Quando o Brasil pensa em índio, pensa em Amazônia. Pensa em floresta densa, em rios imensos, em povos isolados que vivem como viviam há milênios. É uma imagem real — mas é uma imagem parcial. E toda imagem parcial, quando passa por verdade completa, apaga o que não coube no quadro.
O que ficou fora do quadro são os povos do Cerrado, da Caatinga, do Pampa, da Mata Atlântica, da Restinga e do Pantanal. Povos que vivem há milênios em biomas que o Brasil destruiu com muito mais eficiência do que a Amazônia — e que por isso mesmo enfrentaram, mais cedo e com menos visibilidade, o que os povos amazônicos estão enfrentando agora. Os invisíveis dentro dos invisíveis.
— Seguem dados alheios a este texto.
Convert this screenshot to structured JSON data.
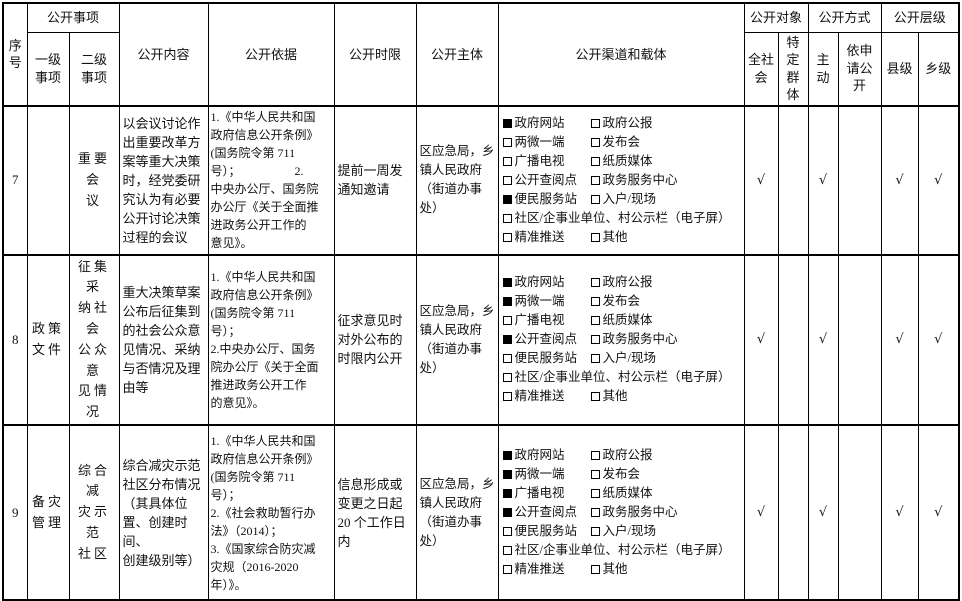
{
  "headers": {
    "serial": "序\n号",
    "items": "公开事项",
    "level1": "一级\n事项",
    "level2": "二级\n事项",
    "content": "公开内容",
    "basis": "公开依据",
    "time_limit": "公开时限",
    "subject": "公开主体",
    "channels": "公开渠道和载体",
    "audience": "公开对象",
    "all_society": "全社\n会",
    "specific_group": "特定\n群体",
    "method": "公开方式",
    "proactive": "主动",
    "on_request": "依申\n请公\n开",
    "level": "公开层级",
    "county": "县级",
    "township": "乡级"
  },
  "check_mark": "√",
  "rows": [
    {
      "no": "7",
      "level1": "",
      "level2": "重要会\n议",
      "content": "以会议讨论作\n出重要改革方\n案等重大决策\n时，经党委研\n究认为有必要\n公开讨论决策\n过程的会议",
      "basis": "1.《中华人民共和国\n政府信息公开条例》\n(国务院令第 711\n号）；　　　　　2.\n中央办公厅、国务院\n办公厅《关于全面推\n进政务公开工作的\n意见》。",
      "time_limit": "提前一周发\n通知邀请",
      "subject": "区应急局，乡\n镇人民政府\n（街道办事\n处）",
      "channels": [
        [
          {
            "label": "政府网站",
            "checked": true
          },
          {
            "label": "政府公报",
            "checked": false
          }
        ],
        [
          {
            "label": "两微一端",
            "checked": false
          },
          {
            "label": "发布会",
            "checked": false
          }
        ],
        [
          {
            "label": "广播电视",
            "checked": false
          },
          {
            "label": "纸质媒体",
            "checked": false
          }
        ],
        [
          {
            "label": "公开查阅点",
            "checked": false
          },
          {
            "label": "政务服务中心",
            "checked": false
          }
        ],
        [
          {
            "label": "便民服务站",
            "checked": true
          },
          {
            "label": "入户/现场",
            "checked": false
          }
        ],
        [
          {
            "label": "社区/企事业单位、村公示栏（电子屏）",
            "checked": false
          }
        ],
        [
          {
            "label": "精准推送",
            "checked": false
          },
          {
            "label": "其他",
            "checked": false
          }
        ]
      ],
      "marks": {
        "all_society": "√",
        "specific_group": "",
        "proactive": "√",
        "on_request": "",
        "county": "√",
        "township": "√"
      }
    },
    {
      "no": "8",
      "level1": "政策\n文件",
      "level2": "征集采\n纳社会\n公众意\n见情况",
      "content": "重大决策草案\n公布后征集到\n的社会公众意\n见情况、采纳\n与否情况及理\n由等",
      "basis": "1.《中华人民共和国\n政府信息公开条例》\n(国务院令第 711\n号）；\n2.中央办公厅、国务\n院办公厅《关于全面\n推进政务公开工作\n的意见》。",
      "time_limit": "征求意见时\n对外公布的\n时限内公开",
      "subject": "区应急局，乡\n镇人民政府\n（街道办事\n处）",
      "channels": [
        [
          {
            "label": "政府网站",
            "checked": true
          },
          {
            "label": "政府公报",
            "checked": false
          }
        ],
        [
          {
            "label": "两微一端",
            "checked": true
          },
          {
            "label": "发布会",
            "checked": false
          }
        ],
        [
          {
            "label": "广播电视",
            "checked": false
          },
          {
            "label": "纸质媒体",
            "checked": false
          }
        ],
        [
          {
            "label": "公开查阅点",
            "checked": true
          },
          {
            "label": "政务服务中心",
            "checked": false
          }
        ],
        [
          {
            "label": "便民服务站",
            "checked": false
          },
          {
            "label": "入户/现场",
            "checked": false
          }
        ],
        [
          {
            "label": "社区/企事业单位、村公示栏（电子屏）",
            "checked": false
          }
        ],
        [
          {
            "label": "精准推送",
            "checked": false
          },
          {
            "label": "其他",
            "checked": false
          }
        ]
      ],
      "marks": {
        "all_society": "√",
        "specific_group": "",
        "proactive": "√",
        "on_request": "",
        "county": "√",
        "township": "√"
      }
    },
    {
      "no": "9",
      "level1": "备灾\n管理",
      "level2": "综合减\n灾示范\n社区",
      "content": "综合减灾示范\n社区分布情况\n（其具体位\n置、创建时间、\n创建级别等）",
      "basis": "1.《中华人民共和国\n政府信息公开条例》\n(国务院令第 711\n号）；\n2.《社会救助暂行办\n法》（2014）；\n3.《国家综合防灾减\n灾规（2016-2020\n年）》。",
      "time_limit": "信息形成或\n变更之日起\n20 个工作日\n内",
      "subject": "区应急局，乡\n镇人民政府\n（街道办事\n处）",
      "channels": [
        [
          {
            "label": "政府网站",
            "checked": true
          },
          {
            "label": "政府公报",
            "checked": false
          }
        ],
        [
          {
            "label": "两微一端",
            "checked": true
          },
          {
            "label": "发布会",
            "checked": false
          }
        ],
        [
          {
            "label": "广播电视",
            "checked": true
          },
          {
            "label": "纸质媒体",
            "checked": false
          }
        ],
        [
          {
            "label": "公开查阅点",
            "checked": true
          },
          {
            "label": "政务服务中心",
            "checked": false
          }
        ],
        [
          {
            "label": "便民服务站",
            "checked": false
          },
          {
            "label": "入户/现场",
            "checked": false
          }
        ],
        [
          {
            "label": "社区/企事业单位、村公示栏（电子屏）",
            "checked": false
          }
        ],
        [
          {
            "label": "精准推送",
            "checked": false
          },
          {
            "label": "其他",
            "checked": false
          }
        ]
      ],
      "marks": {
        "all_society": "√",
        "specific_group": "",
        "proactive": "√",
        "on_request": "",
        "county": "√",
        "township": "√"
      }
    }
  ]
}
Este capítulo é sobre eles. Não como curiosidade regional. Como história central — de povos que resistiram ao apagamento num território que o país decidiu, antes de qualquer outro, que podia ser tomado sem consequências.
O bioma mais rico em biodiversidade fora da Amazônia. Devastado em mais de 50% desde os anos 1960. Berço das águas do Brasil — as nascentes do Araguaia, do São Francisco e do Paraná estão aqui.
O único bioma exclusivamente brasileiro. Seco, resistente, extraordinariamente biodiverso. Subestimado pela ciência, ignorado pela política ambiental, habitado por povos que desenvolveram formas de vida que a seca não venceu.
O bioma mais desconhecido do Brasil. Campos abertos, invernos rigorosos, fronteira com Argentina e Uruguai. Devastado em mais de 60%. Os povos que o habitavam foram apagados com uma velocidade que não deu tempo nem de registro.
O berço das águas que o Brasil não soube guardar
O Cerrado foi o primeiro grande bioma brasileiro a ser sistematicamente destruído. Antes da soja chegar à Amazônia, chegou ao Cerrado. Antes do desmatamento virar pauta internacional, o Cerrado já havia perdido metade de sua cobertura original — sem protestos internacionais, sem capas de revista, sem a comoção que a Amazônia consegue mobilizar. Porque o Cerrado não tem a grandiosidade visual da floresta tropical. Tem árvores tortas, de casca espessa, com raízes profundas que sobrevivem ao fogo. Não é bonito da maneira que o mundo rico reconhece como beleza.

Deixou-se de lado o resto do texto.